Desvio de alimentos e corrupção em programas estatais para os pobres estão ampliando os estragos da alta do arroz e levando autoridades a agir contra especuladores em várias partes da Ásia.

Na Índia, a polícia tem feito blitze em armazéns ao redor de Nova Déli e Mumbai para evitar que traders escondam grandes estoques que eles supostamente já planejam pôr no mercado quando o arroz subir ainda mais. Autoridades tailandesas têm feito o mesmo e já aumentaram a segurança para evitar roubo de estoques do governo.

Nas Filipinas, a presidente Gloria Macapagal Arroyo ordenou, esta semana, a suspensão da venda de arroz subsidiado em mercados públicos onde há muito roubo - e alistou a Igreja Católica para ajudar a distribuir o produto. Agentes da Polícia Federal foram sacados de suas tarefas habituais de perseguir seqüestradores e suspeitos terroristas para combater quadrilhas de estocagem de arroz.

Há vários fatores por trás da recente alta do arroz, como o maior consumo na China e na Índia, seca na Austrália e pragas no Vietnã. Mas a estocagem especulativa e o roubo ajudam a explicar a impressionante velocidade da alta, que provocou protestos no Egito e várias partes da Ásia e levou à renúncia do primeiro-ministro do Haiti.

Nas Filipinas, um esquema comum é reembalar arroz barato do governo para vender mais caro no mercado - um artifício especialmente prejudicial para os pobres.
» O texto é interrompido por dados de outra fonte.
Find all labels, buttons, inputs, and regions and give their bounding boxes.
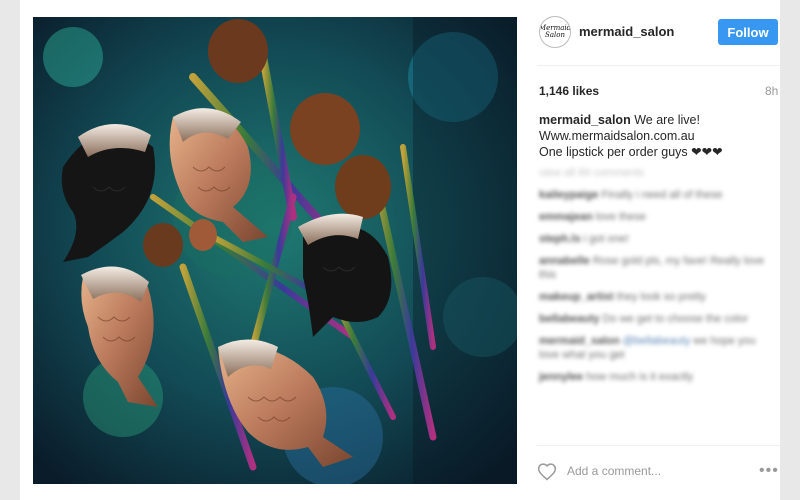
caption-line-2: Www.mermaidsalon.com.au	[539, 129, 695, 143]
username-link[interactable]: mermaid_salon	[579, 24, 674, 39]
avatar[interactable]: Mermaid Salon	[539, 16, 571, 48]
list-item: kaileypaige Finally i need all of these	[539, 188, 773, 202]
list-item: emmajean love these	[539, 210, 773, 224]
comments-list: view all 89 comments kaileypaige Finally…	[539, 166, 773, 441]
comment-username[interactable]: bellabeauty	[539, 313, 600, 325]
list-item: steph.ls i got one!	[539, 232, 773, 246]
comment-text: how much is it exactly	[586, 371, 694, 383]
comment-username[interactable]: kaileypaige	[539, 189, 598, 201]
caption: mermaid_salon We are live! Www.mermaidsa…	[539, 112, 775, 160]
view-all-comments-label: view all 89 comments	[539, 167, 645, 179]
post-card: Mermaid Salon mermaid_salon Follow 1,146…	[20, 0, 780, 500]
caption-line-3: One lipstick per order guys ❤❤❤	[539, 145, 723, 159]
heart-icon[interactable]	[537, 462, 557, 482]
list-item: jennylee how much is it exactly	[539, 370, 773, 384]
comment-text: they look so pretty	[616, 291, 706, 303]
view-all-comments-link[interactable]: view all 89 comments	[539, 166, 773, 180]
post-photo[interactable]	[33, 17, 517, 484]
post-header: Mermaid Salon mermaid_salon Follow	[537, 0, 780, 66]
more-options-icon[interactable]: •••	[759, 462, 779, 480]
comment-username[interactable]: steph.ls	[539, 233, 581, 245]
add-comment-input[interactable]	[567, 464, 757, 478]
comment-username[interactable]: jennylee	[539, 371, 583, 383]
makeup-brushes-photo	[33, 17, 517, 484]
list-item: annabelle Rose gold pls, my fave! Really…	[539, 254, 773, 282]
list-item: mermaid_salon @bellabeauty we hope you l…	[539, 334, 773, 362]
list-item: makeup_artist they look so pretty	[539, 290, 773, 304]
follow-button[interactable]: Follow	[718, 19, 778, 45]
list-item: bellabeauty Do we get to choose the colo…	[539, 312, 773, 326]
likes-count[interactable]: 1,146 likes	[539, 84, 599, 98]
caption-username[interactable]: mermaid_salon	[539, 113, 631, 127]
caption-line-1: We are live!	[634, 113, 700, 127]
comment-text: Finally i need all of these	[601, 189, 723, 201]
comment-text: love these	[595, 211, 647, 223]
comment-text: i got one!	[583, 233, 629, 245]
avatar-logo-text: Mermaid Salon	[539, 24, 571, 39]
comment-username[interactable]: makeup_artist	[539, 291, 614, 303]
comment-mention[interactable]: @bellabeauty	[623, 335, 690, 347]
comment-username[interactable]: annabelle	[539, 255, 590, 267]
comment-text: Do we get to choose the color	[602, 313, 749, 325]
divider	[537, 445, 780, 446]
post-time[interactable]: 8h	[765, 84, 778, 98]
post-sidebar: Mermaid Salon mermaid_salon Follow 1,146…	[537, 0, 780, 500]
comment-username[interactable]: emmajean	[539, 211, 593, 223]
comment-username[interactable]: mermaid_salon	[539, 335, 620, 347]
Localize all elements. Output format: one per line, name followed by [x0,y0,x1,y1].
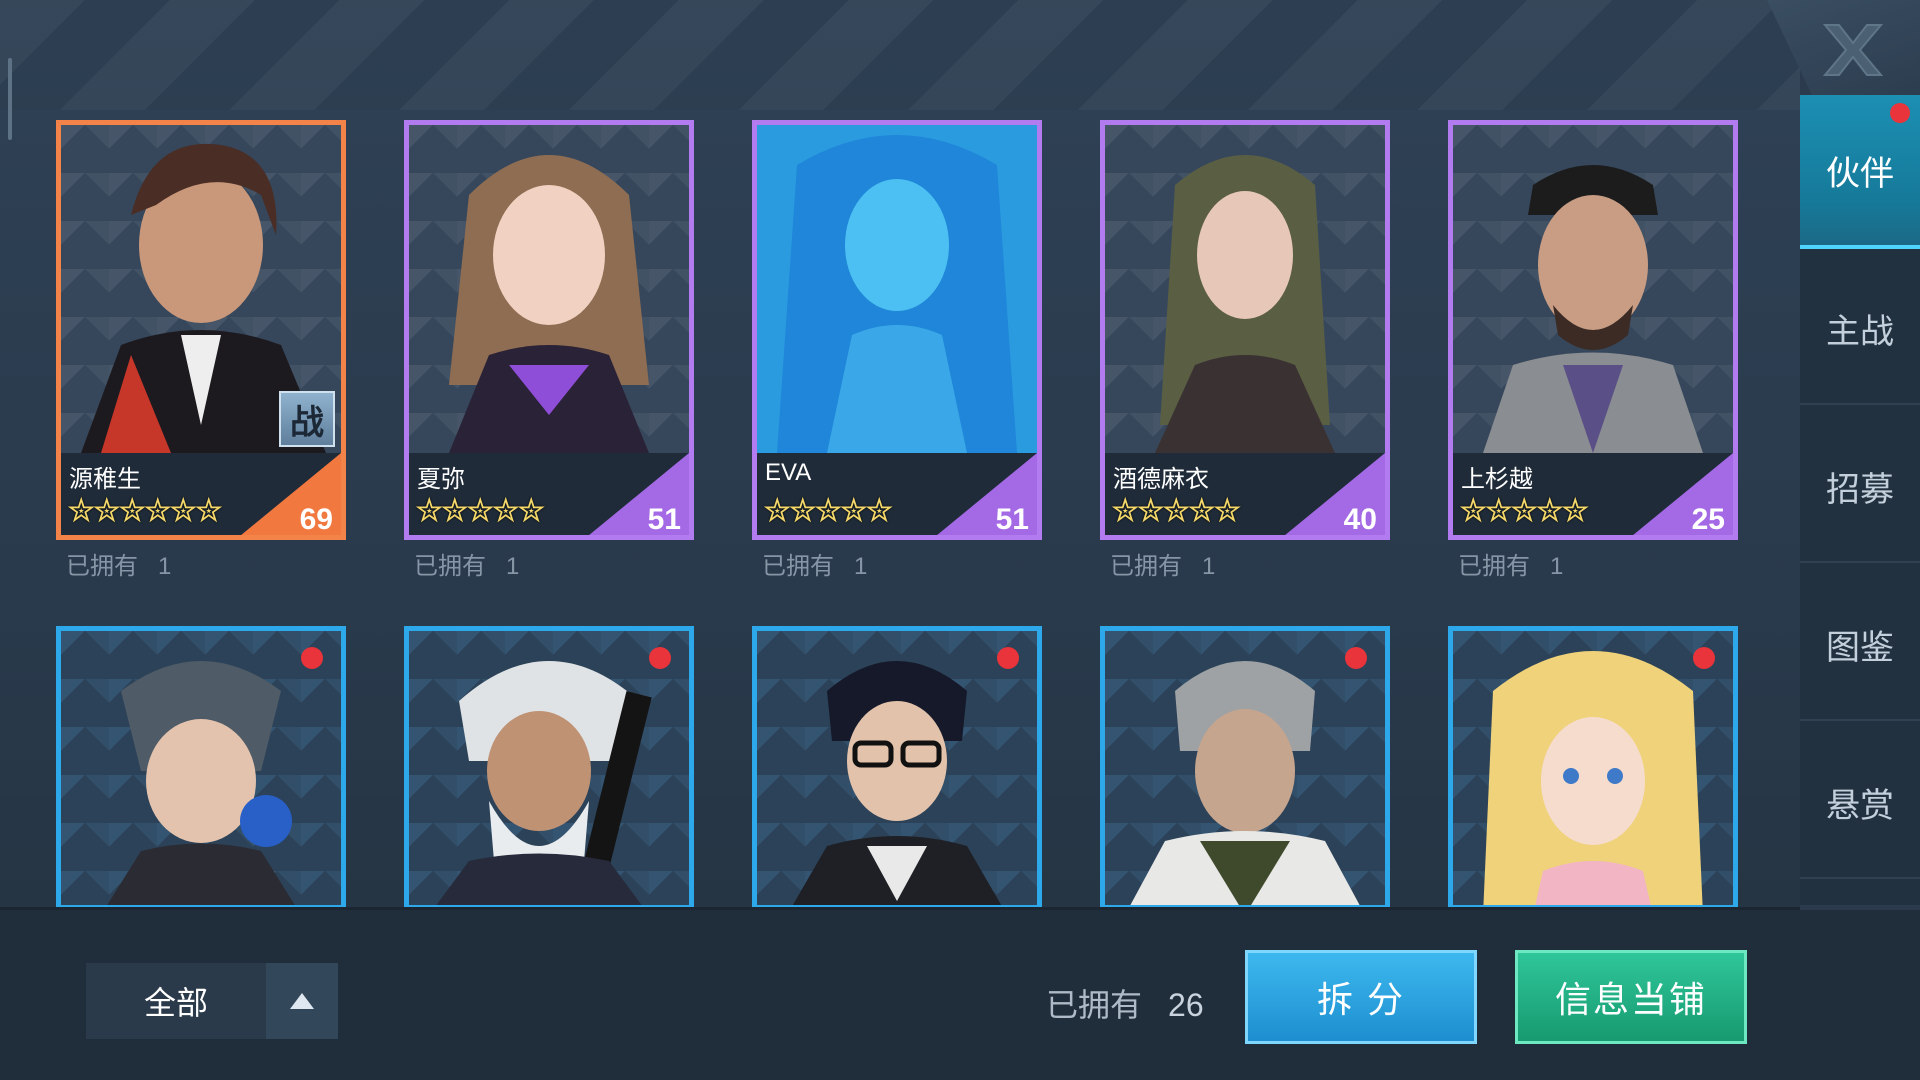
filter-label: 全部 [143,985,208,1021]
notification-dot [1345,647,1367,669]
star-rating: ✮✮✮✮✮✮ [67,492,223,530]
partner-card-1[interactable]: 战 源稚生 ✮✮✮✮✮✮ 69 [56,120,346,540]
character-illustration [1483,165,1703,453]
notification-dot [649,647,671,669]
star-rating: ✮✮✮✮✮ [1111,492,1241,530]
owned-count-1: 已拥有 1 [66,553,172,580]
partner-card-6[interactable] [56,626,346,910]
character-illustration [1155,155,1335,453]
notification-dot [1693,647,1715,669]
close-button[interactable] [1818,18,1888,82]
card-info: EVA ✮✮✮✮✮ 51 [757,453,1037,536]
star-rating: ✮✮✮✮✮ [763,492,893,530]
character-portrait [1105,125,1385,453]
owned-count-4: 已拥有 1 [1110,553,1216,580]
character-name: 源稚生 [69,466,141,493]
character-name: 夏弥 [417,466,465,493]
scroll-indicator[interactable] [8,58,12,140]
owned-count-3: 已拥有 1 [762,553,868,580]
owned-total-count: 26 [1168,987,1204,1023]
character-illustration [792,661,1002,905]
character-portrait [409,125,689,453]
tab-codex[interactable]: 图鉴 [1800,569,1920,721]
sidebar: 伙伴 主战 招募 图鉴 悬赏 [1800,95,1920,905]
close-x-icon [1822,24,1884,76]
tab-bounty-label: 悬赏 [1826,786,1894,825]
partner-card-9[interactable] [1100,626,1390,910]
character-portrait [757,125,1037,453]
character-level: 25 [1691,503,1725,536]
chevron-up-icon[interactable] [266,963,338,1039]
notification-dot [997,647,1019,669]
notification-dot [1890,103,1910,123]
partner-card-7[interactable] [404,626,694,910]
character-illustration [107,661,295,905]
notification-dot [301,647,323,669]
character-name: 酒德麻衣 [1113,466,1209,493]
partner-card-10[interactable] [1448,626,1738,910]
character-level: 51 [995,503,1029,536]
character-portrait [1453,631,1733,905]
character-illustration [777,135,1017,453]
tab-main-battle[interactable]: 主战 [1800,253,1920,405]
character-level: 69 [299,503,333,536]
character-illustration [1483,651,1703,905]
character-illustration [1130,661,1360,905]
tab-codex-label: 图鉴 [1826,628,1894,667]
owned-total-label: 已拥有 [1046,987,1143,1023]
tab-recruit-label: 招募 [1826,470,1894,509]
character-illustration [436,661,652,905]
star-rating: ✮✮✮✮✮ [1459,492,1589,530]
tab-main-battle-label: 主战 [1826,312,1894,351]
card-info: 源稚生 ✮✮✮✮✮✮ 69 [61,453,341,536]
owned-count-2: 已拥有 1 [414,553,520,580]
battle-badge: 战 [279,391,335,447]
partner-card-3[interactable]: EVA ✮✮✮✮✮ 51 [752,120,1042,540]
character-portrait [61,631,341,905]
character-portrait: 战 [61,125,341,453]
character-name: EVA [765,459,812,486]
character-illustration [449,155,649,453]
partner-card-4[interactable]: 酒德麻衣 ✮✮✮✮✮ 40 [1100,120,1390,540]
tab-partner[interactable]: 伙伴 [1800,95,1920,249]
background-stripes [0,0,1800,110]
character-portrait [409,631,689,905]
split-button[interactable]: 拆 分 [1245,950,1477,1044]
character-portrait [757,631,1037,905]
filter-dropdown[interactable]: 全部 [86,963,338,1039]
character-portrait [1453,125,1733,453]
card-info: 酒德麻衣 ✮✮✮✮✮ 40 [1105,453,1385,536]
partner-card-2[interactable]: 夏弥 ✮✮✮✮✮ 51 [404,120,694,540]
owned-total: 已拥有 26 [1046,980,1204,1026]
partner-card-5[interactable]: 上杉越 ✮✮✮✮✮ 25 [1448,120,1738,540]
tab-bounty[interactable]: 悬赏 [1800,727,1920,879]
character-name: 上杉越 [1461,466,1533,493]
star-rating: ✮✮✮✮✮ [415,492,545,530]
tab-partner-label: 伙伴 [1826,154,1894,193]
tab-recruit[interactable]: 招募 [1800,411,1920,563]
info-pawnshop-button[interactable]: 信息当铺 [1515,950,1747,1044]
owned-count-5: 已拥有 1 [1458,553,1564,580]
card-info: 夏弥 ✮✮✮✮✮ 51 [409,453,689,536]
partner-card-8[interactable] [752,626,1042,910]
character-level: 51 [647,503,681,536]
character-level: 40 [1343,503,1377,536]
card-info: 上杉越 ✮✮✮✮✮ 25 [1453,453,1733,536]
character-portrait [1105,631,1385,905]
"Mesmo se você tem um emprego, o salário não dá para alimentar a família toda. Os preços de enlatados também estão subindo", diz Nelson Havana, um zelador de 39 anos. Ele estava pensando em mudar para mingau de arroz enquanto esperava por sua ração de arroz subsidiado.
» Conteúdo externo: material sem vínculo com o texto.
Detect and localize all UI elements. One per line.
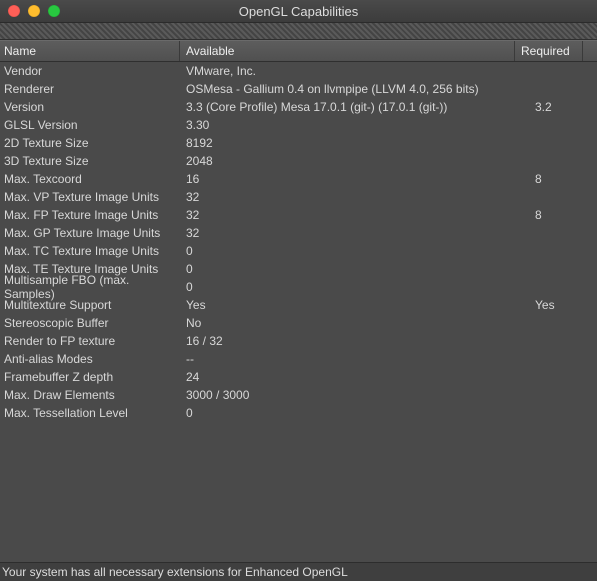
table-row[interactable]: 3D Texture Size2048 bbox=[0, 152, 597, 170]
table-row[interactable]: VendorVMware, Inc. bbox=[0, 62, 597, 80]
window-title: OpenGL Capabilities bbox=[0, 4, 597, 19]
status-text: Your system has all necessary extensions… bbox=[2, 565, 348, 579]
table-row[interactable]: Stereoscopic BufferNo bbox=[0, 314, 597, 332]
cell-available: 32 bbox=[180, 188, 529, 206]
cell-name: Max. Draw Elements bbox=[0, 386, 180, 404]
table-row[interactable]: Render to FP texture16 / 32 bbox=[0, 332, 597, 350]
cell-available: 0 bbox=[180, 404, 529, 422]
cell-required bbox=[529, 350, 597, 368]
cell-name: Max. Tessellation Level bbox=[0, 404, 180, 422]
cell-available: 3.3 (Core Profile) Mesa 17.0.1 (git-) (1… bbox=[180, 98, 529, 116]
cell-name: Version bbox=[0, 98, 180, 116]
table-header: Name Available Required bbox=[0, 40, 597, 62]
table-row[interactable]: Max. Tessellation Level0 bbox=[0, 404, 597, 422]
table-body: VendorVMware, Inc.RendererOSMesa - Galli… bbox=[0, 62, 597, 562]
table-row[interactable]: Max. Texcoord168 bbox=[0, 170, 597, 188]
cell-required bbox=[529, 314, 597, 332]
cell-available: 16 bbox=[180, 170, 529, 188]
cell-required bbox=[529, 332, 597, 350]
cell-required: 3.2 bbox=[529, 98, 597, 116]
cell-name: Render to FP texture bbox=[0, 332, 180, 350]
cell-required bbox=[529, 404, 597, 422]
cell-required: 8 bbox=[529, 206, 597, 224]
cell-name: GLSL Version bbox=[0, 116, 180, 134]
cell-available: 3.30 bbox=[180, 116, 529, 134]
cell-name: 2D Texture Size bbox=[0, 134, 180, 152]
cell-available: 3000 / 3000 bbox=[180, 386, 529, 404]
cell-name: Max. GP Texture Image Units bbox=[0, 224, 180, 242]
cell-required: 8 bbox=[529, 170, 597, 188]
toolbar-strip bbox=[0, 23, 597, 40]
cell-available: 0 bbox=[180, 260, 529, 278]
cell-required bbox=[529, 62, 597, 80]
cell-available: 32 bbox=[180, 224, 529, 242]
cell-name: Framebuffer Z depth bbox=[0, 368, 180, 386]
cell-available: 32 bbox=[180, 206, 529, 224]
cell-required bbox=[529, 368, 597, 386]
cell-name: 3D Texture Size bbox=[0, 152, 180, 170]
cell-required: Yes bbox=[529, 296, 597, 314]
table-row[interactable]: Multitexture SupportYesYes bbox=[0, 296, 597, 314]
table-row[interactable]: Max. Draw Elements3000 / 3000 bbox=[0, 386, 597, 404]
cell-name: Max. Texcoord bbox=[0, 170, 180, 188]
cell-name: Multitexture Support bbox=[0, 296, 180, 314]
table-row[interactable]: Multisample FBO (max. Samples)0 bbox=[0, 278, 597, 296]
table-row[interactable]: Max. GP Texture Image Units32 bbox=[0, 224, 597, 242]
cell-name: Max. VP Texture Image Units bbox=[0, 188, 180, 206]
cell-required bbox=[529, 386, 597, 404]
cell-available: Yes bbox=[180, 296, 529, 314]
table-row[interactable]: GLSL Version3.30 bbox=[0, 116, 597, 134]
cell-name: Renderer bbox=[0, 80, 180, 98]
header-tail bbox=[583, 41, 597, 61]
cell-name: Vendor bbox=[0, 62, 180, 80]
table-row[interactable]: Version3.3 (Core Profile) Mesa 17.0.1 (g… bbox=[0, 98, 597, 116]
cell-available: 0 bbox=[180, 242, 529, 260]
cell-name: Max. FP Texture Image Units bbox=[0, 206, 180, 224]
cell-available: OSMesa - Gallium 0.4 on llvmpipe (LLVM 4… bbox=[180, 80, 529, 98]
column-header-name[interactable]: Name bbox=[0, 41, 180, 61]
cell-available: 16 / 32 bbox=[180, 332, 529, 350]
table-row[interactable]: RendererOSMesa - Gallium 0.4 on llvmpipe… bbox=[0, 80, 597, 98]
table-row[interactable]: 2D Texture Size8192 bbox=[0, 134, 597, 152]
cell-name: Stereoscopic Buffer bbox=[0, 314, 180, 332]
cell-required bbox=[529, 116, 597, 134]
cell-required bbox=[529, 278, 597, 296]
cell-required bbox=[529, 242, 597, 260]
cell-available: 0 bbox=[180, 278, 529, 296]
column-header-available[interactable]: Available bbox=[180, 41, 515, 61]
cell-available: 8192 bbox=[180, 134, 529, 152]
table-row[interactable]: Max. VP Texture Image Units32 bbox=[0, 188, 597, 206]
cell-name: Multisample FBO (max. Samples) bbox=[0, 278, 180, 296]
table-row[interactable]: Framebuffer Z depth24 bbox=[0, 368, 597, 386]
table-row[interactable]: Anti-alias Modes-- bbox=[0, 350, 597, 368]
cell-required bbox=[529, 188, 597, 206]
table-row[interactable]: Max. FP Texture Image Units328 bbox=[0, 206, 597, 224]
cell-required bbox=[529, 224, 597, 242]
cell-required bbox=[529, 260, 597, 278]
cell-name: Anti-alias Modes bbox=[0, 350, 180, 368]
cell-available: 24 bbox=[180, 368, 529, 386]
cell-available: VMware, Inc. bbox=[180, 62, 529, 80]
table-row[interactable]: Max. TC Texture Image Units0 bbox=[0, 242, 597, 260]
cell-required bbox=[529, 80, 597, 98]
cell-available: 2048 bbox=[180, 152, 529, 170]
window-titlebar: OpenGL Capabilities bbox=[0, 0, 597, 23]
column-header-required[interactable]: Required bbox=[515, 41, 583, 61]
cell-required bbox=[529, 152, 597, 170]
cell-required bbox=[529, 134, 597, 152]
cell-available: No bbox=[180, 314, 529, 332]
cell-name: Max. TC Texture Image Units bbox=[0, 242, 180, 260]
status-bar: Your system has all necessary extensions… bbox=[0, 562, 597, 581]
cell-available: -- bbox=[180, 350, 529, 368]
O arroz exportado pela Tailândia - um parâmetro internacional - chegou a US$ 1.000 a tonelada ontem. Custava US$ 360 no começo do ano. Alguns observadores acham que os preços seguirão subindo pelo menos até novembro.

Antes do novo recorde, Vichai Sriprasert, presidente da exportadora tailandesa Riceland International, dizia estar quase certo de que o arroz chegaria a US$ 1.000 a tonelada. "A questão é: até onde vai subir além disso?"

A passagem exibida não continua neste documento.